使用 g++ -fdump-lang-class test.cpp 指令导出虚函数表内存结构如下：

Base01 和 Base02 两个基类的虚函数表结构与单一继承相同。在 Derived 派生类中，只有一个虚函数表，但是两个 vptr 指向了表的不同位置，结合虚函数表和对象内存结构图示如下：

4. 动态绑定

4.1 动态绑定的一般概念

我们知道，函数在编译好后会被加载到代码段，并拥有一个可执行的地址，函数调用需要知道函数的地址。与动态绑定对应的就是静态绑定，即在编译阶段就能确定目标函数的地址(注意是虚拟地址空间地址，非物理地址)，而动态绑定是指编译阶段无法获知目标函数的地址，只能等到运行阶段才能知道。
说到动态绑定并非一定会联系到多态，如下的一段函数(https://stackoverflow.com/questions/18035293/what-is-early-static-and-late-dynamic-binding-in-c)：

using FuncType = int(*)(int,int); // pointer to a function
                                  // taking 2 ints and returning one.
int add(int a, int b) { return a + b; }
int substract(int a, int b) { return a - b; }
int main() {
    char op = 0;
    std::cin >> op;
    FuncType const function = op == '+' ? &add : &substract;
    std::cout << function(4, 5) << "\n";
}

function 指向的具体函数，依赖于用户输入，在编译阶段无法确定，只有在运行阶段才能确定，这也是动态绑定。

4.2 动态绑定与多态

与多态联系到一起的时候，如下代码：

#include <stdio.h>

class Base {
public:
  virtual ~Base() {}
  virtual void interface() {
    printf("base interface called\n");
  }
public:
  int b;
};

class Derived : public Base {
public:
  ~Derived() {}
  void interface() override {
    printf("derived interface called\n");
  }
public:
  int d;
};

void job(Base* obj) {
  obj->interface();
}

在 job() 函数中，因为调用的 interface() 函数是虚函数，而编译器无法在编译阶段获知 obj 指向的实际类是哪个，所以无法确定调用 Base::interface() 还是 Derived::interface()，只有在运行阶段，才能根据虚函数表确定 interface() 的实际地址，这便是与多态相关的动态绑定。
注意，obj->interface() 函数实际上会被编译器转换为 (*(obj->vptr)[n])(obj)，其中 n 是 interface() 函数在虚函数表中的槽(slot)位编号。
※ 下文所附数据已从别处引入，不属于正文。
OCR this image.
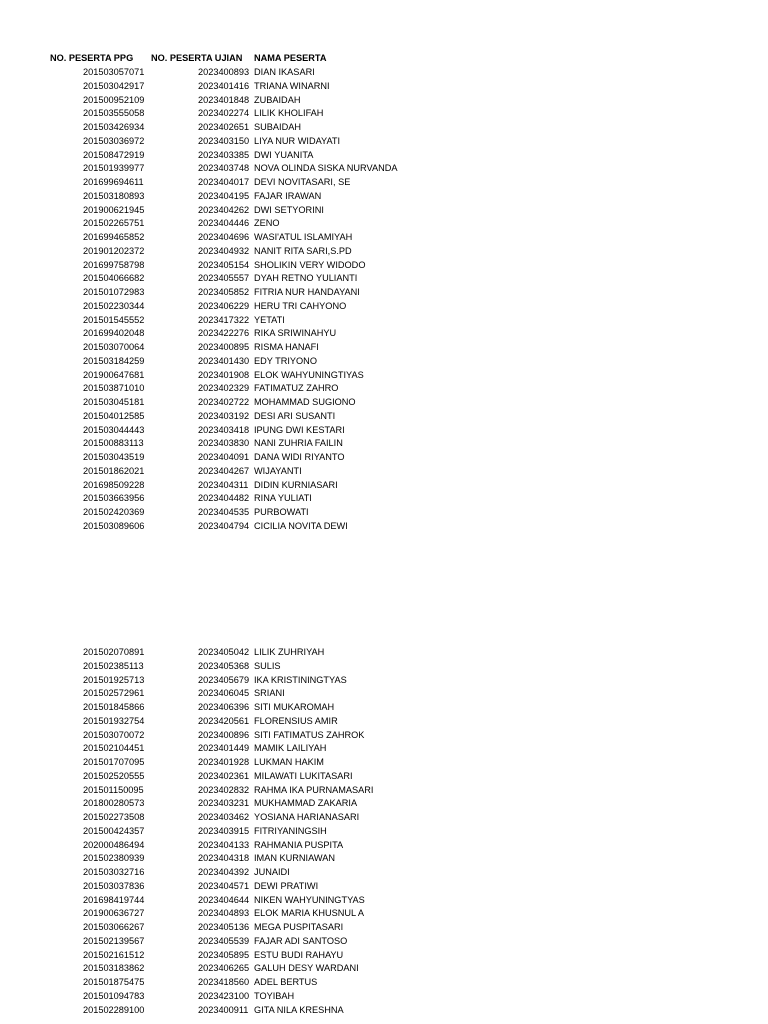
NO. PESERTA PPG NO. PESERTA UJIAN NAMA PESERTA
201503057071	2023400893 DIAN IKASARI
201503042917	2023401416 TRIANA WINARNI
201500952109	2023401848 ZUBAIDAH
201503555058	2023402274 LILIK KHOLIFAH
201503426934	2023402651 SUBAIDAH
201503036972	2023403150 LIYA NUR WIDAYATI
201508472919	2023403385 DWI YUANITA
201501939977	2023403748 NOVA OLINDA SISKA NURVANDA
201699694611	2023404017 DEVI NOVITASARI, SE
201503180893	2023404195 FAJAR IRAWAN
201900621945	2023404262 DWI SETYORINI
201502265751	2023404446 ZENO
201699465852	2023404696 WASI'ATUL ISLAMIYAH
201901202372	2023404932 NANIT RITA SARI,S.PD
201699758798	2023405154 SHOLIKIN VERY WIDODO
201504066682	2023405557 DYAH RETNO YULIANTI
201501072983	2023405852 FITRIA NUR HANDAYANI
201502230344	2023406229 HERU TRI CAHYONO
201501545552	2023417322 YETATI
201699402048	2023422276 RIKA SRIWINAHYU
201503070064	2023400895 RISMA HANAFI
201503184259	2023401430 EDY TRIYONO
201900647681	2023401908 ELOK WAHYUNINGTIYAS
201503871010	2023402329 FATIMATUZ ZAHRO
201503045181	2023402722 MOHAMMAD SUGIONO
201504012585	2023403192 DESI ARI SUSANTI
201503044443	2023403418 IPUNG DWI KESTARI
201500883113	2023403830 NANI ZUHRIA FAILIN
201503043519	2023404091 DANA WIDI RIYANTO
201501862021	2023404267 WIJAYANTI
201698509228	2023404311 DIDIN KURNIASARI
201503663956	2023404482 RINA YULIATI
201502420369	2023404535 PURBOWATI
201503089606	2023404794 CICILIA NOVITA DEWI
201502070891	2023405042 LILIK ZUHRIYAH
201502385113	2023405368 SULIS
201501925713	2023405679 IKA KRISTININGTYAS
201502572961	2023406045 SRIANI
201501845866	2023406396 SITI MUKAROMAH
201501932754	2023420561 FLORENSIUS AMIR
201503070072	2023400896 SITI FATIMATUS ZAHROK
201502104451	2023401449 MAMIK LAILIYAH
201501707095	2023401928 LUKMAN HAKIM
201502520555	2023402361 MILAWATI LUKITASARI
201501150095	2023402832 RAHMA IKA PURNAMASARI
201800280573	2023403231 MUKHAMMAD ZAKARIA
201502273508	2023403462 YOSIANA HARIANASARI
201500424357	2023403915 FITRIYANINGSIH
202000486494	2023404133 RAHMANIA PUSPITA
201502380939	2023404318 IMAN KURNIAWAN
201503032716	2023404392 JUNAIDI
201503037836	2023404571 DEWI PRATIWI
201698419744	2023404644 NIKEN WAHYUNINGTYAS
201900636727	2023404893 ELOK MARIA KHUSNUL A
201503066267	2023405136 MEGA PUSPITASARI
201502139567	2023405539 FAJAR ADI SANTOSO
201502161512	2023405895 ESTU BUDI RAHAYU
201503183862	2023406265 GALUH DESY WARDANI
201501875475	2023418560 ADEL BERTUS
201501094783	2023423100 TOYIBAH
201502289100	2023400911 GITA NILA KRESHNA
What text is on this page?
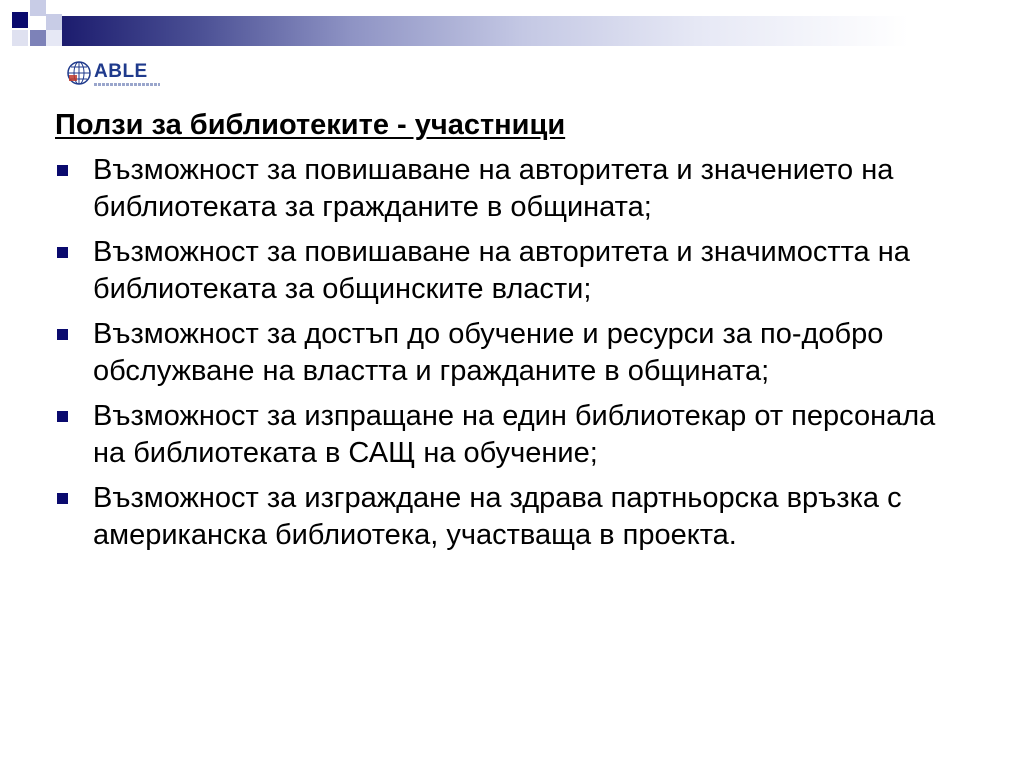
ABLE
Ползи за библиотеките - участници
Възможност за повишаване на авторитета и значението на библиотеката за гражданите в общината;
Възможност за повишаване на авторитета и значимостта на библиотеката за общинските власти;
Възможност за достъп до обучение и ресурси за по-добро обслужване на властта и гражданите в общината;
Възможност за изпращане на един библиотекар от персонала на библиотеката в САЩ на обучение;
Възможност за изграждане на здрава партньорска връзка с американска библиотека, участваща в проекта.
所以 Derived::interface() 和 Base::interface() 在各自的虚函数表中槽位编号必须一致。

5. rtti(运行时类型识别)与向上、向下转型

5.1 向上转型(upcast)

即派生类转换为基类，如 Base* obj = new Derived。这种转换为隐式转换，所谓隐式转换，意味着编译器在编译时会适当的安插一些代码，特别是对于多重继承：

  // 多重继承: class Derived: public Base01, public Base02 {}
  对于：
      Base02* obj = new Derived;
  会被隐式转换：
      Base02* obj = (Base02*)((char*)(new Derived) + sizeof(Base01));

对于单一继承，或者多重继承最左边的基类，因为对象地址是对齐的，则不需要加上偏移。
可以看到，向上转型必须知道实际类的类型，必须知道类的继承关系，如果不知道，那么偏移量将无法确定，如下函数：

#include <stdio.h>

class Base01 {
public:
  int data = 100;
};

class Base02 {
public:
  int data = 101;
};

class Derived : public Base01, public Base02 {
public:
  int data = 102;
};

int main() {
  void* tmp = new Derived;
  // Derived* tmp = new Derived;
  Base02* obj = (Base02*)(tmp);
  printf("data value: %d\n", obj->data);
  return 0;
}

执行 g++ test.cpp -o mytest 并运行：

可以看到，由于 tmp 是 void* 类型，向上转型的时候结果将是未定义的。
另外注意，向上转型需要编译器知道实际对象的类型，与 rtti 无关。

5.2 向下转型(downcast)

即基类转换为派生类，如 Derived* obj = (Derived)base，或 Derived obj = dynamic_cast<Derived*>(base)。支持此种转换需要知道对象的实际类型，以及 subobject 在派生类中的偏移。
与向上转型不同，编译器在编译期间实际上无法知道对象的实际类型，无法在编译期间安插转型代码，只能在运行阶段才能完成转型。

5.3 rtti(运行时类型识别)

前面在介绍虚函数表的时候，虚函数指针之上还有两个槽(slot)：

第一个偏移量为 0 的槽，被称为 top_offset，是一个数值
第二个偏移量为 8 的槽，被称为 typeinfo，是一个指向 class typeinfo 类的指针

需要注意的是，只有基类拥有虚函数才会有虚函数表，才能存储 rtti 信息。如果基类不含有虚函数，那么 dynamic_cast 在编译阶段就会报错。

5.3.1 top_offset

在多重继承中，实现向下转型时，必须知道基类的 subobject 在对象中的偏移，以实现：

  Derived* obj = (Derived*)base
向下转型，使得 obj 指针指向 Derived 对象的起始位置(offset可正可负)：
  Derived* obj = (Derived*)((char*)base + offset)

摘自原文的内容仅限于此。